How Wejo Neural Edge aims to accelerate the autonomous future
Autonomous vehicles need instant data feedback, as well as an untethered ability to communicate vehicle to vehicle (V2V) and vehicle to infrastructure (V2I). Wejo Neural Edge will provide a key building block for cars to not only communicate with one another but also receive updates from traffic signs, infrastructure and other transportation. This will provide information to cars so they can react to situations on the road, as and when they occur.
This communication comes with a whole host of end-user benefits. Take parking lots, for example – if a vehicle was able to locate available spaces in a city, the driver would spend less time searching for parking and his or her journey time would be minimized. The same is true of electric vehicle charging points. A driver would even be able to navigate around traffic jams.
The trouble for manufacturers is that enabling this level of real-time communication will entail an enormous cost in terms of data storage, as well as delays between information being sent back and forth. With Wejo Neural Edge, both costs and latency can be significantly reduced through the software’s ability to intelligently choose and prioritize the data that’s sent from the car to the cloud. Thanks to edge computing, only essential information is being sent back to OEMs.
In fact, Wejo’s approach is to reduce the amount of information sent between cars and the cloud entirely. Machine learning can be used to reconstruct 100% of vehicle journeys with just 20% of the raw insights. This doesn’t impact the integrity of the data and still will deliver OEMs with an accurate report of all event data. Manufacturers will therefore improve products while reducing their reliance on storage units and their power consumption — adding an extra environmental benefit.

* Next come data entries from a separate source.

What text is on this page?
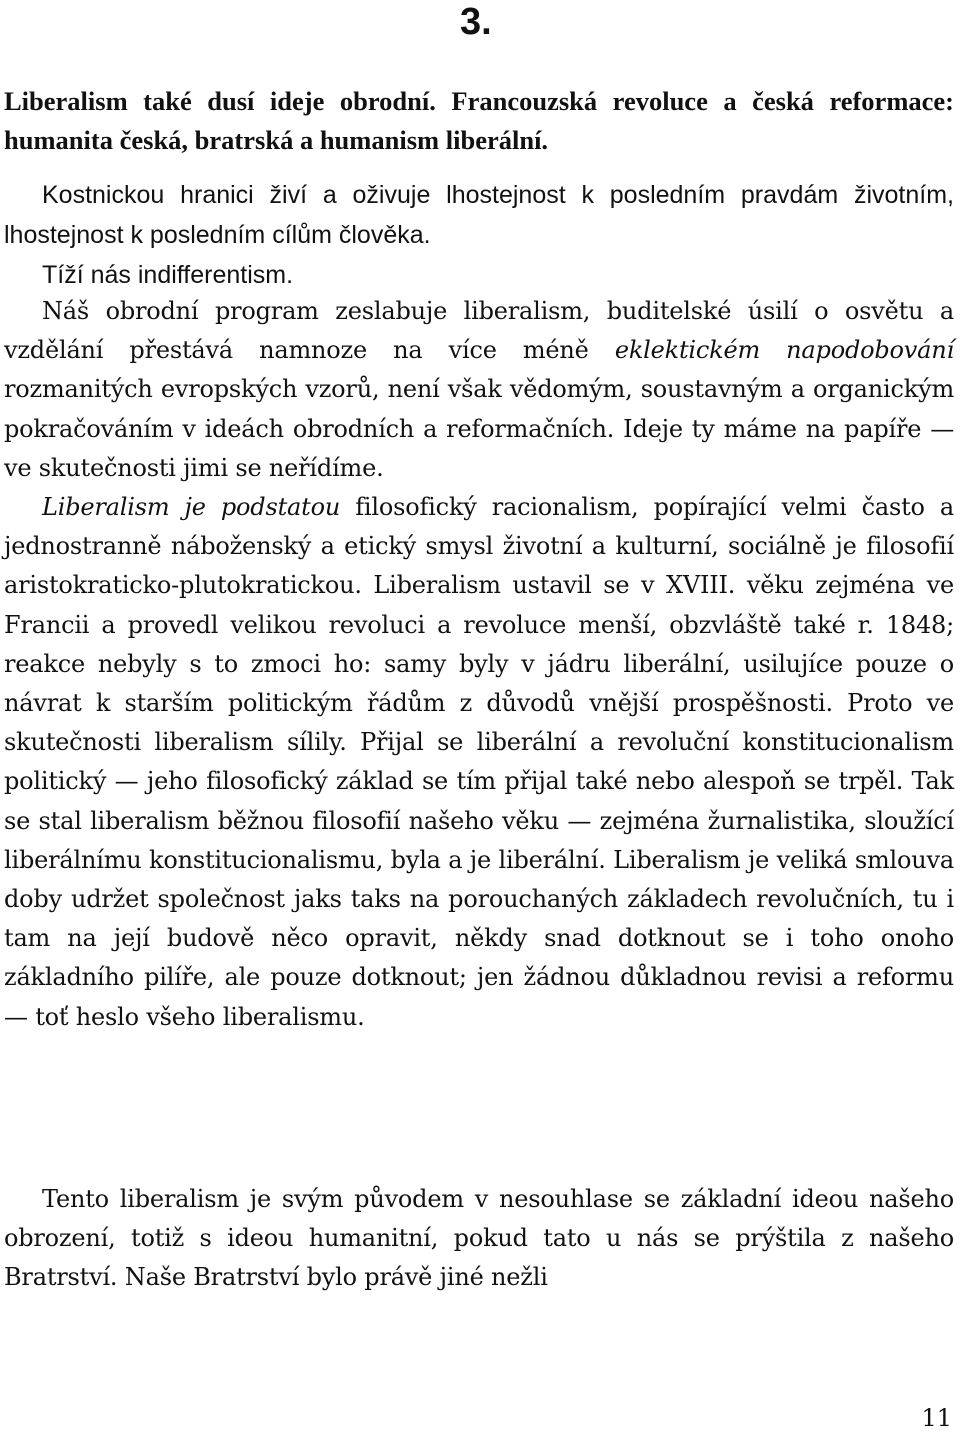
3.
Liberalism také dusí ideje obrodní. Francouzská revoluce a česká reformace: humanita česká, bratrská a humanism liberální.
Kostnickou hranici živí a oživuje lhostejnost k posledním pravdám životním, lhostejnost k posledním cílům člověka.
Tíží nás indifferentism.

Náš obrodní program zeslabuje liberalism, buditelské úsilí o osvětu a vzdělání přestává namnoze na více méně eklektickém napodobování rozmanitých evropských vzorů, není však vědomým, soustavným a organickým pokračováním v ideách obrodních a reformačních. Ideje ty máme na papíře — ve skutečnosti jimi se neřídíme.

Liberalism je podstatou filosofický racionalism, popírající velmi často a jednostranně náboženský a etický smysl životní a kulturní, sociálně je filosofií aristokraticko-plutokratickou. Liberalism ustavil se v XVIII. věku zejména ve Francii a provedl velikou revoluci a revoluce menší, obzvláště také r. 1848; reakce nebyly s to zmoci ho: samy byly v jádru liberální, usilujíce pouze o návrat k starším politickým řádům z důvodů vnější prospěšnosti. Proto ve skutečnosti liberalism sílily. Přijal se liberální a revoluční konstitucionalism politický — jeho filosofický základ se tím přijal také nebo alespoň se trpěl. Tak se stal liberalism běžnou filosofií našeho věku — zejména žurnalistika, sloužící liberálnímu konstitucionalismu, byla a je liberální. Liberalism je veliká smlouva doby udržet společnost jaks taks na porouchaných základech revolučních, tu i tam na její budově něco opravit, někdy snad dotknout se i toho onoho základního pilíře, ale pouze dotknout; jen žádnou důkladnou revisi a reformu — toť heslo všeho liberalismu.

Tento liberalism je svým původem v nesouhlase se základní ideou našeho obrození, totiž s ideou humanitní, pokud tato u nás se prýštila z našeho Bratrství. Naše Bratrství bylo právě jiné nežli

11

Lastly, Wejo Neural Edge embraces digital twin technology, which will allow Wejo to fully recreate the vehicle in digital environments. This is a use case for the metaverse – where people can see real-time travel in a copy of a city, where manufacturers can test and improve their products, and where end-users can even hire mechanics to perform health checks without needing to physically see the car.
The AV future, thanks to Wejo
With its unique data offering and Wejo Neural Edge platform, Wejo poses a solution to the many obstacles delaying AV adoption. Wejo hopes its technology will increase the rate with which OEMs are able to bring driverless cars to mass market.